戸建住宅では、隣家からの火事によって類焼した場合、被害を受けた人と失火した人との間にはなんの契約関係もありません。

したがって失火した人は「失火責任法」により賠償責任は生じませんが、賃貸借契約関係にあるオーナーと入居者の間では、入居者に「善良な管理者の注意義務」があり、失火に対しての損害賠償責任が生まれるのです。

また賃貸借契約においては、入居者は退去時に原状回復して借りた物件をオーナーに返す義務があります。

しかし火事により焼失すると、原状回復し返還する債務が履行できなくなり、契約違反になってしまうのです。

このように善管注意義務違反と賃貸借契約違反により、オーナーには入居者に対する賠償請求権が生まれ、損害賠償を堂々と請求できるしくみになっています。

隣人に対する賠償責任

入居者のひとりが失火による火災をおこし、隣室にも延焼してしまい損害を与えた場合、出火元の入居者は賠償責任を問われるのでしょうか?

この場合、重大な過失がなければ「失火責任法」が適用され、賠償責任は免れます。

では延焼により損害を受けた隣人は、その被害をどのように補償できるのでしょう?
そのために加入するのが家財保険です。

つまり「失火責任法」がある日本においては、出火元に対する損害賠償請求はできないため、火災保険により自らの財産を守る必要があります。

また出火元の入居者も家財の被害を受けていますので、これも自ら加入している保険により補償を受けることができるのです。

入居時には必ず家財保険とそれに付帯した「借家人賠償保険」に加入します。

家財保険は自分の財産を守るための保険であり、借家人賠償保険はオーナーに対する賠償責任を履行するための保険です。

失火見舞金

「失火責任法」により、過失がなければ他人に損害を与えても賠償責任はありませんが、火事の原因となった入居者は気まずい思いをするものです。

大きな被害とはならなくても、隣人の住戸内に煙が流れ込み損害を与えることもあります。

そこで、損害賠償としてではなく「お見舞い」という気持ちを表す目的で、火災保険や家財保険には「失火見舞金」を保険メニューに加えているケースが多くなっています。

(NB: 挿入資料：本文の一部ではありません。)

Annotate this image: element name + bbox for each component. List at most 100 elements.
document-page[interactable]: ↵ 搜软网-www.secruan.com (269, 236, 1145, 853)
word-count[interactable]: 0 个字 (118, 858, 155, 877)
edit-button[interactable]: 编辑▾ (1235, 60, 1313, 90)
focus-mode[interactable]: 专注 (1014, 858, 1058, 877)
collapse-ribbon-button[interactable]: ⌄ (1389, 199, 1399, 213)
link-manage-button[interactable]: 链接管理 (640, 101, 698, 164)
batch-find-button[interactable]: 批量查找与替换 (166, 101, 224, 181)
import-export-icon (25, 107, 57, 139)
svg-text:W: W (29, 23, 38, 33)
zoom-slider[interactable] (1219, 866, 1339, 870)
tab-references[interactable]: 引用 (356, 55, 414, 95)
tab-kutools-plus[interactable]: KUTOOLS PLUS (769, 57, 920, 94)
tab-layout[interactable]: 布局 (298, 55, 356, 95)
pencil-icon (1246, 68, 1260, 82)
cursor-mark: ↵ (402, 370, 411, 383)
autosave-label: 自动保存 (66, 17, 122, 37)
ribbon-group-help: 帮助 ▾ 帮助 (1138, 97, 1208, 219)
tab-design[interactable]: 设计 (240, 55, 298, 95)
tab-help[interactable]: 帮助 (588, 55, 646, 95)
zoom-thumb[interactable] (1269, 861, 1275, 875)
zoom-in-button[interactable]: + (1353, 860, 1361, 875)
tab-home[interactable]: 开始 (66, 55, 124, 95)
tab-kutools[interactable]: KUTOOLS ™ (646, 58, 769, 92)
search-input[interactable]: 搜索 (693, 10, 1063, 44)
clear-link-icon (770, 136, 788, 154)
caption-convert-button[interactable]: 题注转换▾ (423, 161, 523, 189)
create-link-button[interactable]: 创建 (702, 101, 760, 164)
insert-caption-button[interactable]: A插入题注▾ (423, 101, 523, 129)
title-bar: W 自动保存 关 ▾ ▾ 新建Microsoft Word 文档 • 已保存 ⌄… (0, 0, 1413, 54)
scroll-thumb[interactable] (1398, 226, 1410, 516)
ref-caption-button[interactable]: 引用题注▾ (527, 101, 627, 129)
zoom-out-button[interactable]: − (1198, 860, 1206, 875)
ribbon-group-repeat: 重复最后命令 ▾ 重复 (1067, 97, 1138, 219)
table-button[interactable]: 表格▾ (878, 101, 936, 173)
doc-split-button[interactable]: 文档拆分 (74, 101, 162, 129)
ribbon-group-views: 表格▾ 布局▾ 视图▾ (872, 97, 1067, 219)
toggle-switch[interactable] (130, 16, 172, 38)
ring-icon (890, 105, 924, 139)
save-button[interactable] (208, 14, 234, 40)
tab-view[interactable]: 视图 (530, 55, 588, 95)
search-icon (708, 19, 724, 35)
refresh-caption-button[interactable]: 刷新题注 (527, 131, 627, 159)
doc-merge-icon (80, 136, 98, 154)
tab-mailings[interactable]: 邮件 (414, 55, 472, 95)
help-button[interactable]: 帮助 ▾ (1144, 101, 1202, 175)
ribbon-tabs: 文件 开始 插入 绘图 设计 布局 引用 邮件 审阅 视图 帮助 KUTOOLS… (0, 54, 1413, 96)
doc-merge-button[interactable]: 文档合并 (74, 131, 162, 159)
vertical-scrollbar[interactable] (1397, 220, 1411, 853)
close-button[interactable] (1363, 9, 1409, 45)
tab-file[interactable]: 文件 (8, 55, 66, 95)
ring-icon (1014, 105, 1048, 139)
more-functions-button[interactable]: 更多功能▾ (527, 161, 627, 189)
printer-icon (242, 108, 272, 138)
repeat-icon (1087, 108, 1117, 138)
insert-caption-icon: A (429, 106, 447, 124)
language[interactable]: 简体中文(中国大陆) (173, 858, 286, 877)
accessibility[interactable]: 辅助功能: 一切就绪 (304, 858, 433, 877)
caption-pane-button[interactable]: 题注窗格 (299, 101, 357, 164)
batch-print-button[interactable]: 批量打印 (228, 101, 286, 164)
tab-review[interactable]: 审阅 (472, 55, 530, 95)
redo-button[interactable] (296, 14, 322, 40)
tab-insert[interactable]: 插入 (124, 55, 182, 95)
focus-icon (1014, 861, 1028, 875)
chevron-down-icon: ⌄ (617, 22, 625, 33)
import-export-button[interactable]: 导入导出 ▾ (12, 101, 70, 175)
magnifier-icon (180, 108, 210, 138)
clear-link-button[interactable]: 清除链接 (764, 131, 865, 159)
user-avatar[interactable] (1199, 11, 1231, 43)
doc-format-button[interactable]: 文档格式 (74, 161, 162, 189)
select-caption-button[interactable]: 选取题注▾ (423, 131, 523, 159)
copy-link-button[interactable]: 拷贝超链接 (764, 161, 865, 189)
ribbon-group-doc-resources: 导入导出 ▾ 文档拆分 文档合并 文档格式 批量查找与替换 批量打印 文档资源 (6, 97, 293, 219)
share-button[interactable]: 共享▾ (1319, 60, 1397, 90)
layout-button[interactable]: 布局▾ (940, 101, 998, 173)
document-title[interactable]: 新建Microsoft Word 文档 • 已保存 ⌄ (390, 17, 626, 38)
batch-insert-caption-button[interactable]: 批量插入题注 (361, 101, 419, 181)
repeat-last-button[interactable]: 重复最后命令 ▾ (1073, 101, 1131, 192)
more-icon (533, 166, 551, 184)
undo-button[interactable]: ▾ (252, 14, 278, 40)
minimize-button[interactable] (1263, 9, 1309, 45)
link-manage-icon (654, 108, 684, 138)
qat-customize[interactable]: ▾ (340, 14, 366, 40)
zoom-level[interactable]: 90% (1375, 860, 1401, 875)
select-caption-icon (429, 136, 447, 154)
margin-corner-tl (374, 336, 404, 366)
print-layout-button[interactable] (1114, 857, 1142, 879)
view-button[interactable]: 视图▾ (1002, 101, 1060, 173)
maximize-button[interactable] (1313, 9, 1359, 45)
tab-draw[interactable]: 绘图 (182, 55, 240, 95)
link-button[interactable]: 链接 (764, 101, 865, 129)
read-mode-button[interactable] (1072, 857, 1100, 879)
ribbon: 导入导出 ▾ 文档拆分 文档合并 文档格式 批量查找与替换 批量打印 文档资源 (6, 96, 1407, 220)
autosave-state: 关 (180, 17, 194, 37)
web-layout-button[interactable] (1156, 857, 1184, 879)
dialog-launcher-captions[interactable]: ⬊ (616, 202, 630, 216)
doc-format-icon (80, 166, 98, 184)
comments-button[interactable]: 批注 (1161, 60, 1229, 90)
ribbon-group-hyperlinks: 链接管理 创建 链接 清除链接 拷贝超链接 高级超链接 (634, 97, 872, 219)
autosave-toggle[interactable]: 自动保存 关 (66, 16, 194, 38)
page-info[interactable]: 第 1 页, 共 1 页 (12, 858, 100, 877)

1世帯あたり20万円という設定が多いようですが、火災により迷惑をかけた方への気持ちとしては充分な金額かどうかはよくわかりません。

賃貸住宅が焼失した場合の契約

賃貸住宅が火災に見舞われた場合、賃貸借契約はどのようになるのでしょう?

修繕工事はオーナー負担でおこないますが、被害の状況が著しく修繕の範囲が広い場合は、費用も高額となり復旧が不可能ななこともあります。この場合は賃貸借契約が終了します。

被害が軽微であり修繕工事費用が借家人賠償保険や、オーナーが加入する火災保険で補填できる場合は、オーナーの考え方にもよりますが、賃貸借契約は継続します。

国土交通省が策定した「標準賃貸借契約書」には『本契約は、天災、地変、火災その他甲乙双方の責めに帰さない事由により、本物件が滅失した場合、当然に消滅する。』とされており、 “滅失” した場合に契約が終了すると定めているのです。

まとめ

入居者によっては、入居時に契約した家財保険の更新をせずに居住していることもあります。

管理会社の更新チェックがしっかり為されているとおきないことですが、たくさんの物件を管理し多くの入居者がいる場合、更新忘れがゼロではないこともあります。

保険更新忘れは万が一のとき、入居者に大きな負担が生じる場合もあります。

オーナーと入居者の利益を守る意味でも、管理会社は火災保険や家財保険の更新には注意したいものです。